Excited already, Anthea smiles. "I'd love to," she says. "Thank you very much for inviting me. Let me know a time and an address, and I shall be there."
"Excellent. That's settled, then." Mr Holmes takes a careful sip of coffee, testing its heat and finding it satisfactory. As Anthea turns to leave, he adds, "I, ah... I'm unsure how to ask you this discreetly, but I've been told I'm to try my very best. Gregory's sergeant separated from her wife about two years ago, and Gregory now seems to be endeavouring to source her a replacement. Shall I warn him you're not to be considered a viable candidate?"
It's such a charming way to be asked that Anthea can't help but laugh, curiously flattered to have been floated as a possible match. She hasn't kissed another girl since boarding school; her focus since then has been on establishing a career instead of meeting people and dating. Men are fun enough for a few weeks, but domesticating and properly house-training one seems to take so much effort and time. It's never once been worth it.
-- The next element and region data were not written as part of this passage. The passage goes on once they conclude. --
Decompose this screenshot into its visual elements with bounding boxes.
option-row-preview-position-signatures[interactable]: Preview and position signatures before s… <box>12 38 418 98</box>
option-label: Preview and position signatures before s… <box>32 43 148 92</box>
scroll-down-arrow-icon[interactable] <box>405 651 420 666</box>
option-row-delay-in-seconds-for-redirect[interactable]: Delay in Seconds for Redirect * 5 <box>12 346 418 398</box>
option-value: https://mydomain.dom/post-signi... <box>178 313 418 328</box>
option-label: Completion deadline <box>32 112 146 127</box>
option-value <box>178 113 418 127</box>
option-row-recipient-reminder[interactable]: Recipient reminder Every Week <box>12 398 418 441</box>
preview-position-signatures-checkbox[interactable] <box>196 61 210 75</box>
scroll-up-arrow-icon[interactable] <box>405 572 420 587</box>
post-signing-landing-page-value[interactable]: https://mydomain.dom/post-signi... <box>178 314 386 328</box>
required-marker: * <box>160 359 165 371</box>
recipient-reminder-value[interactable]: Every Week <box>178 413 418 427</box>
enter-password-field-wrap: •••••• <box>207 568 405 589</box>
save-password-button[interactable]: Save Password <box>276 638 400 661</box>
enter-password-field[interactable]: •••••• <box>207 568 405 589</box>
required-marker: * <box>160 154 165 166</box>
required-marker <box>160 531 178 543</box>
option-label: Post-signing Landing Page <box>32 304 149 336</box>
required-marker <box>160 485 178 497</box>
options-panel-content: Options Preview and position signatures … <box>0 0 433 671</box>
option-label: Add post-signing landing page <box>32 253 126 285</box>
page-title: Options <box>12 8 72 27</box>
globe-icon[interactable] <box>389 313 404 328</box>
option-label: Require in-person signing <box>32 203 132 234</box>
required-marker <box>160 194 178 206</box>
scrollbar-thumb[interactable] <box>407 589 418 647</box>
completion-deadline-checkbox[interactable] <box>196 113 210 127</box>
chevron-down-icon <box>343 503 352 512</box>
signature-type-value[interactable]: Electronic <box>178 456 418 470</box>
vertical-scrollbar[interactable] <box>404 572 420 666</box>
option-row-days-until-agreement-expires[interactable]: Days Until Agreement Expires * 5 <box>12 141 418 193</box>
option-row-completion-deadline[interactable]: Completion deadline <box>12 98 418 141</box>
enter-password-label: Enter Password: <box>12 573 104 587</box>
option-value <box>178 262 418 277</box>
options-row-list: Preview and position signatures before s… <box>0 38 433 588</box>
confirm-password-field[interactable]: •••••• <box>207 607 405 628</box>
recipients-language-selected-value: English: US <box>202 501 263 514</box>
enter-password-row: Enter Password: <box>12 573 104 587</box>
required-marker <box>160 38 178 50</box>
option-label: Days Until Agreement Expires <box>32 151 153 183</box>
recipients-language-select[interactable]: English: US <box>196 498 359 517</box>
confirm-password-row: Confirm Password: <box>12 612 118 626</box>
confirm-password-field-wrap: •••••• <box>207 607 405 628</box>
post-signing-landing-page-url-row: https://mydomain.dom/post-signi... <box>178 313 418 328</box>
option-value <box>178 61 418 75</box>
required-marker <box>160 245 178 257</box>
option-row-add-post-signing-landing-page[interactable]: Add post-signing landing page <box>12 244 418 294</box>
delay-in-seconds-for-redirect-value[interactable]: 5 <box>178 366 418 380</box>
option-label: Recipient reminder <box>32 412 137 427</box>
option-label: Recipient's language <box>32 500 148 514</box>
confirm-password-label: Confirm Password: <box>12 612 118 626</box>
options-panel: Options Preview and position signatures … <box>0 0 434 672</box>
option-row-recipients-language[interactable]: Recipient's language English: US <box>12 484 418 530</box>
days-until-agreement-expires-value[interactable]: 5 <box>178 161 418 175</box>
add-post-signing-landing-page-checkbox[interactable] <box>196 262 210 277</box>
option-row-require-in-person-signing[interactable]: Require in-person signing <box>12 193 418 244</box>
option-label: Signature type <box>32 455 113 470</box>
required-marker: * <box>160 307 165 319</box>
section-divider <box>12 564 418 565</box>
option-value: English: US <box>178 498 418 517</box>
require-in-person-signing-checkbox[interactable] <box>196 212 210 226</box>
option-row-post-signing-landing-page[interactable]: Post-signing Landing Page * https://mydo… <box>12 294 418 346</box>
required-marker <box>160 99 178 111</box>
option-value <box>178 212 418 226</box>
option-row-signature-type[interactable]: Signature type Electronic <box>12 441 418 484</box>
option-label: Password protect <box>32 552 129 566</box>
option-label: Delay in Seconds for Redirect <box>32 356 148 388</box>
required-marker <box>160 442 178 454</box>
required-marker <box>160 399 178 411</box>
Perhaps another woman would be simpler—and a nice police detective has certainly done Mr Holmes a world of good.
Blushing, Anthea responds as discreetly as she can. "Please tell Greg that I'll decline to sign any marriage contracts just now, but... well, I'm sure I could be talked into a drink."
Mr Holmes sips his coffee with a nod, amused. "I will relay that message."
"Is his sergeant nice?"
"She's very nice. A little guarded, perhaps, but aren't we all? Tigger certainly took to her, and he's usually an excellent judge."
Smiling, Anthea gathers up the finished pile of folders in Mr Holmes's out-tray. "Well, sir, if she has Tigger's approval, then I very much look forward to meeting her. Shall I call you when your ten o'clock visitor arrives?"
"Mm. Please." As Anthea reaches the doorway, Mr Holmes says from behind her, "Anthea?"
Anthea turns. "Yes, sir?"
A small smile warms the stony grey of his eyes. "I'd like to think that we've concluded 'sir'. Perhaps simply Mycroft will do."
Carefully hugging the folders, Anthea gives a nod. "Mycroft," she says. It's the first time she's ever used his name. "Of course. Let me know when you'd like another coffee."
"I will," he says. "Thank you."
Anthea lets herself out of the office.
As she strolls along the corridor back towards her desk, she finds that her footsteps are light on the parquet floor. There's a feeling in her chest like a love song is playing, a sensation of softness and expansion, and it makes her want to hum and smile. She isn't herself in love—but she's in love with the presence of love. She's joyful for the coming of joy.
She starts her work for the day with a smile, wondering what the future will bring.